Por conta disso, já no embarque, no Galeão, tive uma amostra da rica
experiência que teria a seguir, como parte de uma minoria branca convivendo com
negros nas mais diversas situações. E assistindo, ao mesmo tempo, o início da
construção de um país.
Já
historiadora, trabalhando na Universidade Candido Mendes, tive contato com
pesquisadores do Centro de Estudos Afro-Asiáticos, que despertaram novamente
meu interesse pela África. Lá, conheci meu marido, professor e pesquisador de
História da África, que me estimulou a iniciar uma pesquisa na área. Hoje minha
atividade profissional – de pesquisa e ensino – é completamente dedicada à
História da África.
O HÉLIO: Desde
quando o Mandela desperta a sua atenção? Em que momento, na sua vida
estudantil, este personagem lhe ocorreu?
ANDREA: Minhas primeiras referências sobre o apartheid remontam à
infância. Como disse, meu pai morava em Moçambique, que faz fronteira com a
África do Sul. Moçambique foi uma colônia portuguesa que se tornou independente
em 1975, quando a Frelimo, de orientação socialista, assumiu o poder. Logo após
a independência, iniciou-se no país uma guerra civil opondo o governo às forças
da Renamo, criada na Rodésia, atual Zimbábue, que possuía um regime de minoria
branca. Posteriormente, a Renamo obteve apoio da África do Sul do apartheid.
Estive em Moçambique, portanto, durante a guerra civil, e lá ouvi as
primeiras informações sobre o regime sul-africano. Só conheci a África do Sul
em 2005, mas meu avô visitou o país por volta de 1980 e voltou com relatos
impressionantes sobre a segregação racial no país. Era uma criança muito
interessada por histórias de viagens, e ouvi aquilo tudo com muita atenção. Mas
não me lembro se ouvi falar de Mandela já naquela época, ou só mais tarde.
O HÉLIO: Considerando
que as ações de Mandela influenciaram todo o mundo moderno e ressignificaram a
relação entre a África e os demais países, explique um pouco de Mandela e o seu
legado tanto para seus conterrâneos quanto para o mundo ocidental. Quero
tentar, com essa provocação, que a gente tente esboçar em resposta para a
dimensão transformadora que as atuações dele implicaram. Que atuações foram
essas? Ele fora "traído", "travado" ou "apoiado"
por alguém? Por instituições? Quem? Quais?
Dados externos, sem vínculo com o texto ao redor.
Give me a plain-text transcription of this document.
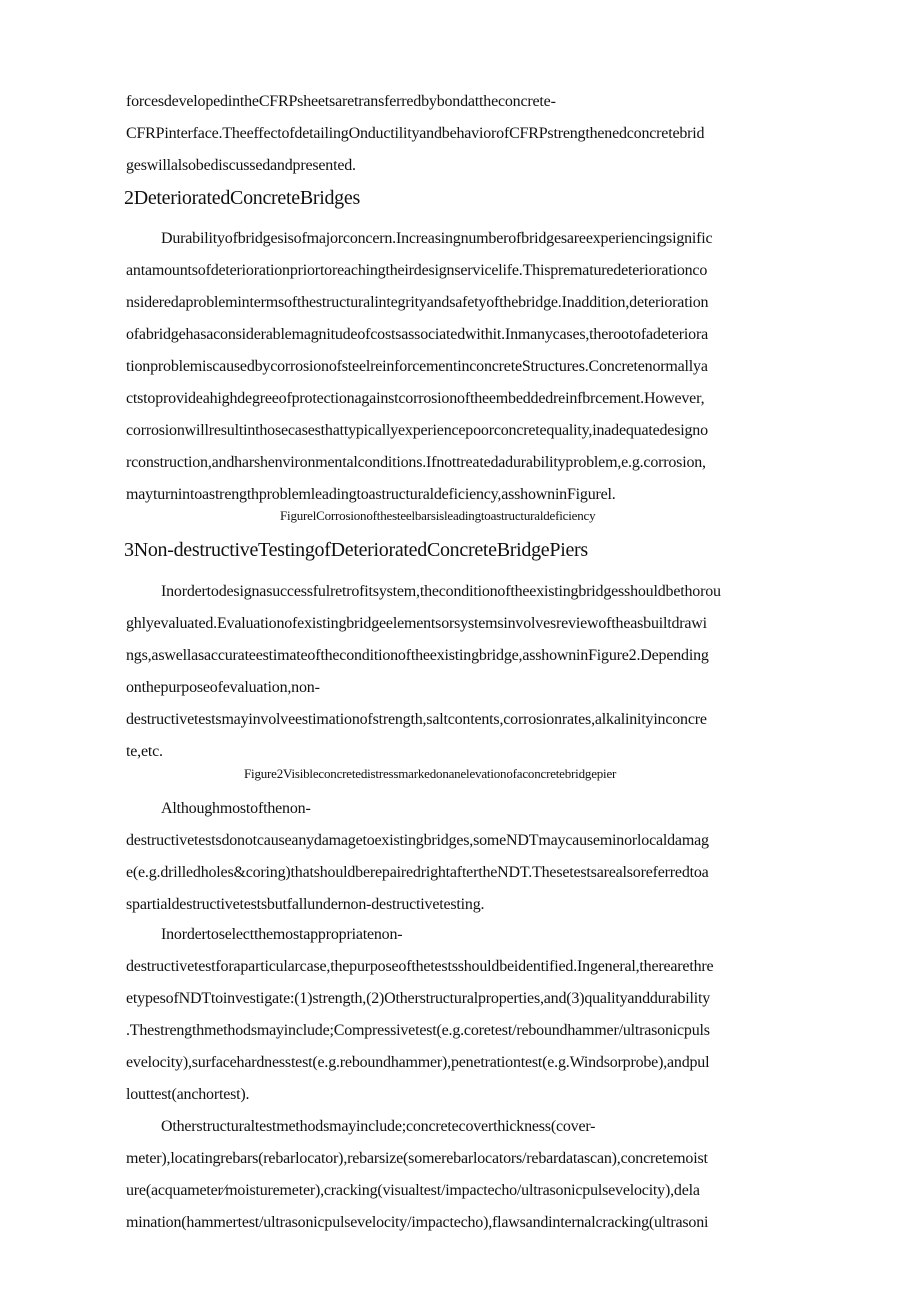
forcesdevelopedintheCFRPsheetsaretransferredbybondattheconcrete-
CFRPinterface.TheeffectofdetailingOnductilityandbehaviorofCFRPstrengthenedconcretebrid
geswillalsobediscussedandpresented.
2DeterioratedConcreteBridges
Durabilityofbridgesisofmajorconcern.Increasingnumberofbridgesareexperiencingsignific
antamountsofdeteriorationpriortoreachingtheirdesignservicelife.Thisprematuredeteriorationco
nsideredaproblemintermsofthestructuralintegrityandsafetyofthebridge.Inaddition,deterioration
ofabridgehasaconsiderablemagnitudeofcostsassociatedwithit.Inmanycases,therootofadeteriora
tionproblemiscausedbycorrosionofsteelreinforcementinconcreteStructures.Concretenormallya
ctstoprovideahighdegreeofprotectionagainstcorrosionoftheembeddedreinfbrcement.However,
corrosionwillresultinthosecasesthattypicallyexperiencepoorconcretequality,inadequatedesigno
rconstruction,andharshenvironmentalconditions.Ifnottreatedadurabilityproblem,e.g.corrosion,
mayturnintoastrengthproblemleadingtoastructuraldeficiency,asshowninFigurel.
FigurelCorrosionofthesteelbarsisleadingtoastructuraldeficiency
3Non-destructiveTestingofDeterioratedConcreteBridgePiers
Inordertodesignasuccessfulretrofitsystem,theconditionoftheexistingbridgesshouldbethorou
ghlyevaluated.Evaluationofexistingbridgeelementsorsystemsinvolvesreviewoftheasbuiltdrawi
ngs,aswellasaccurateestimateoftheconditionoftheexistingbridge,asshowninFigure2.Depending
onthepurposeofevaluation,non-
destructivetestsmayinvolveestimationofstrength,saltcontents,corrosionrates,alkalinityinconcre
te,etc.
Figure2Visibleconcretedistressmarkedonanelevationofaconcretebridgepier
Althoughmostofthenon-
destructivetestsdonotcauseanydamagetoexistingbridges,someNDTmaycauseminorlocaldamag
e(e.g.drilledholes&coring)thatshouldberepairedrightaftertheNDT.Thesetestsarealsoreferredtoa
spartialdestructivetestsbutfallundernon-destructivetesting.
Inordertoselectthemostappropriatenon-
destructivetestforaparticularcase,thepurposeofthetestsshouldbeidentified.Ingeneral,therearethre
etypesofNDTtoinvestigate:(1)strength,(2)Otherstructuralproperties,and(3)qualityanddurability
.Thestrengthmethodsmayinclude;Compressivetest(e.g.coretest/reboundhammer/ultrasonicpuls
evelocity),surfacehardnesstest(e.g.reboundhammer),penetrationtest(e.g.Windsorprobe),andpul
louttest(anchortest).
Otherstructuraltestmethodsmayinclude;concretecoverthickness(cover-
meter),locatingrebars(rebarlocator),rebarsize(somerebarlocators/rebardatascan),concretemoist
ure(acquameter⁄moisturemeter),cracking(visualtest/impactecho/ultrasonicpulsevelocity),dela
mination(hammertest/ultrasonicpulsevelocity/impactecho),flawsandinternalcracking(ultrasoni
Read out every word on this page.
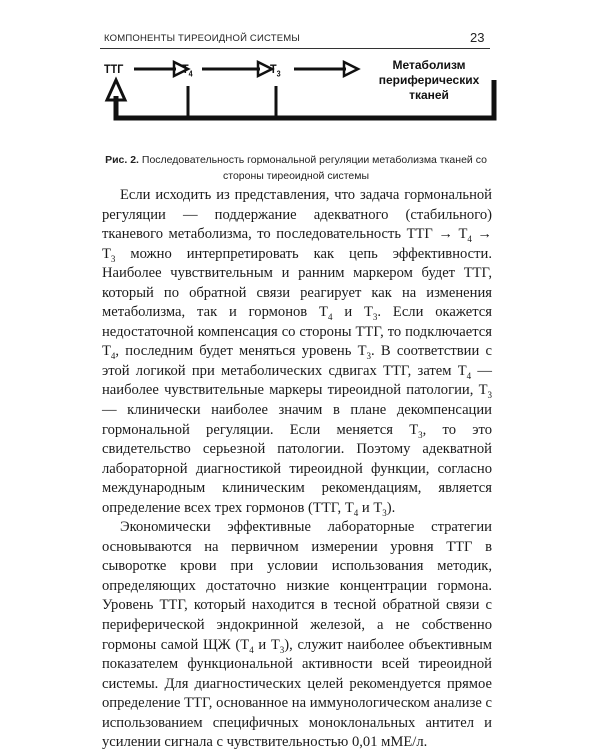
КОМПОНЕНТЫ ТИРЕОИДНОЙ СИСТЕМЫ	23
ТТГ	$T_4$	$T_3$
Метаболизм
периферических тканей
Рис. 2. Последовательность гормональной регуляции метаболизма тканей со стороны тиреоидной системы

Если исходить из представления, что задача гормональной регуляции — поддержание адекватного (стабильного) тканевого метаболизма, то последовательность ТТГ → $Т_4 \to Т_3$ можно интерпретировать как цепь эффективности. Наиболее чувствительным и ранним маркером будет ТТГ, который по обратной связи реагирует как на изменения метаболизма, так и гормонов $Т_4$ и $Т_3$. Если окажется недостаточной компенсация со стороны ТТГ, то подключается $Т_4$, последним будет меняться уровень $Т_3$. В соответствии с этой логикой при метаболических сдвигах ТТГ, затем $Т_4$ — наиболее чувствительные маркеры тиреоидной патологии, $Т_3$ — клинически наиболее значим в плане декомпенсации гормональной регуляции. Если меняется $Т_3$, то это свидетельство серьезной патологии. Поэтому адекватной лабораторной диагностикой тиреоидной функции, согласно международным клиническим рекомендациям, является определение всех трех гормонов (ТТГ, $Т_4$ и $Т_3$).

Экономически эффективные лабораторные стратегии основываются на первичном измерении уровня ТТГ в сыворотке крови при условии использования методик, определяющих достаточно низкие концентрации гормона. Уровень ТТГ, который находится в тесной обратной связи с периферической эндокринной железой, а не собственно гормоны самой ЩЖ ($Т_4$ и $Т_3$), служит наиболее объективным показателем функциональной активности всей тиреоидной системы. Для диагностических целей рекомендуется прямое определение ТТГ, основанное на иммунологическом анализе с использованием специфичных моноклональных антител и усилении сигнала с чувствительностью 0,01 мМЕ/л.
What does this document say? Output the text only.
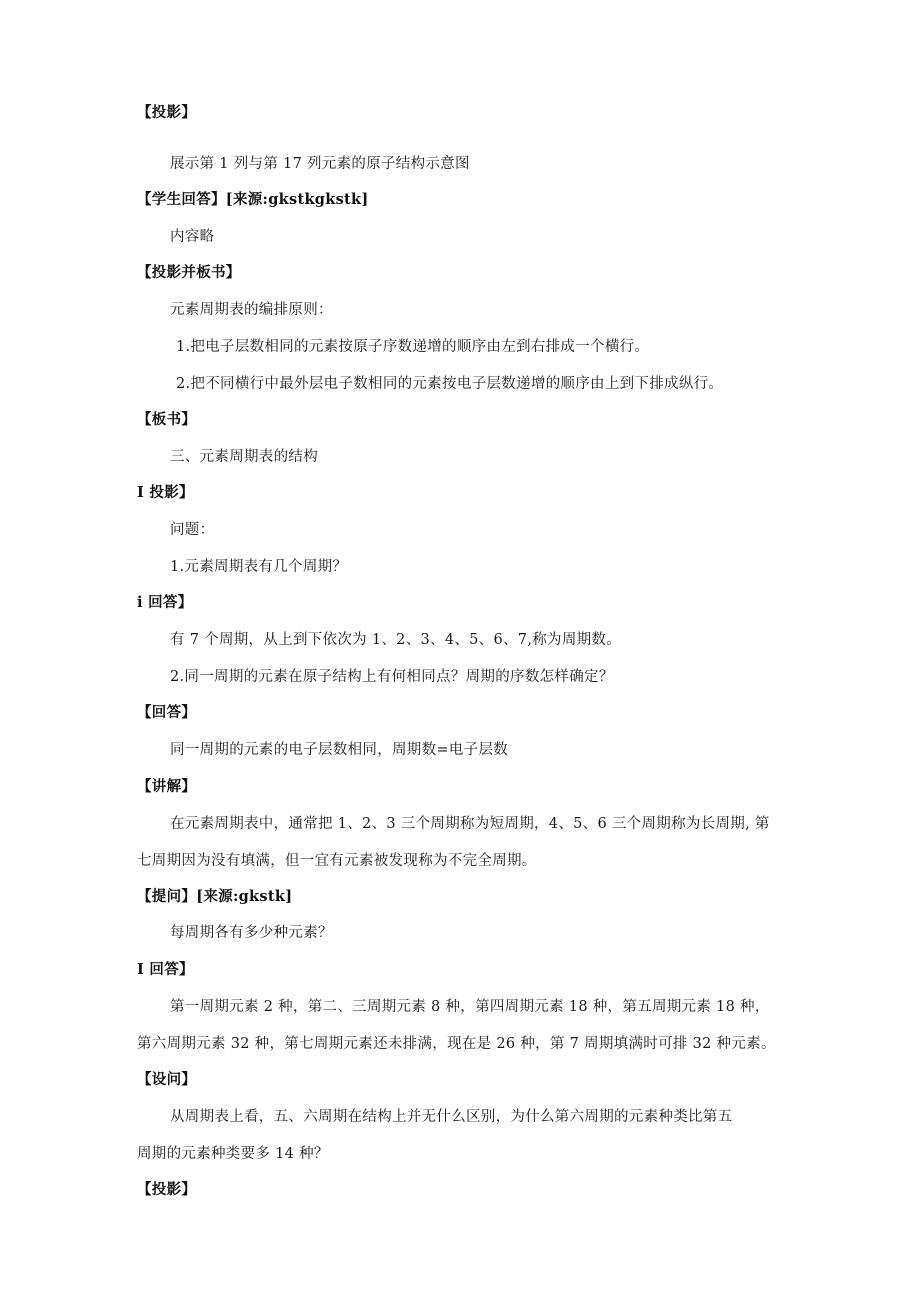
【投影】
展示第 1 列与第 17 列元素的原子结构示意图
【学生回答】[来源:gkstkgkstk]
内容略
【投影并板书】
元素周期表的编排原则：
1.把电子层数相同的元素按原子序数递增的顺序由左到右排成一个横行。
2.把不同横行中最外层电子数相同的元素按电子层数递增的顺序由上到下排成纵行。
【板书】
三、元素周期表的结构
I 投影】
问题：
1.元素周期表有几个周期？
i 回答】
有 7 个周期，从上到下依次为 1、2、3、4、5、6、7,称为周期数。
2.同一周期的元素在原子结构上有何相同点？周期的序数怎样确定？
【回答】
同一周期的元素的电子层数相同，周期数=电子层数
【讲解】
在元素周期表中，通常把 1、2、3 三个周期称为短周期，4、5、6 三个周期称为长周期, 第
七周期因为没有填满，但一宜有元素被发现称为不完全周期。
【提问】[来源:gkstk]
每周期各有多少种元素？
I 回答】
第一周期元素 2 种，第二、三周期元素 8 种，第四周期元素 18 种，第五周期元素 18 种，
第六周期元素 32 种，第七周期元素还未排满，现在是 26 种，第 7 周期填满时可排 32 种元素。
【设问】
从周期表上看，五、六周期在结构上并无什么区别，为什么第六周期的元素种类比第五
周期的元素种类要多 14 种？
【投影】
ANDREA: Mandela nasceu em uma aldeia, obteve instrução básica em
instituições metodistas e partiu cedo para Johanesburgo, onde se formou em
Direito e se tornou militante do Congresso Nacional Africano, que havia sido
fundado em 1912 por uma elite negra ocidentalizada, para lutar contra o avanço
da legislação segregacionista. A África do Sul, inicialmente chamada de União
Sul-Africana, era um país independente, governado por uma minoria branca, desde
1910. Uma parte de seu território era governada por britânicos, enquanto outra
era administrada, com relativa autonomia, por bôers. Os bôers eram descendentes
de franceses, alemães e sobretudo holandeses, presentes na região desde o
século XVII, que falavam uma língua própria: o africânder.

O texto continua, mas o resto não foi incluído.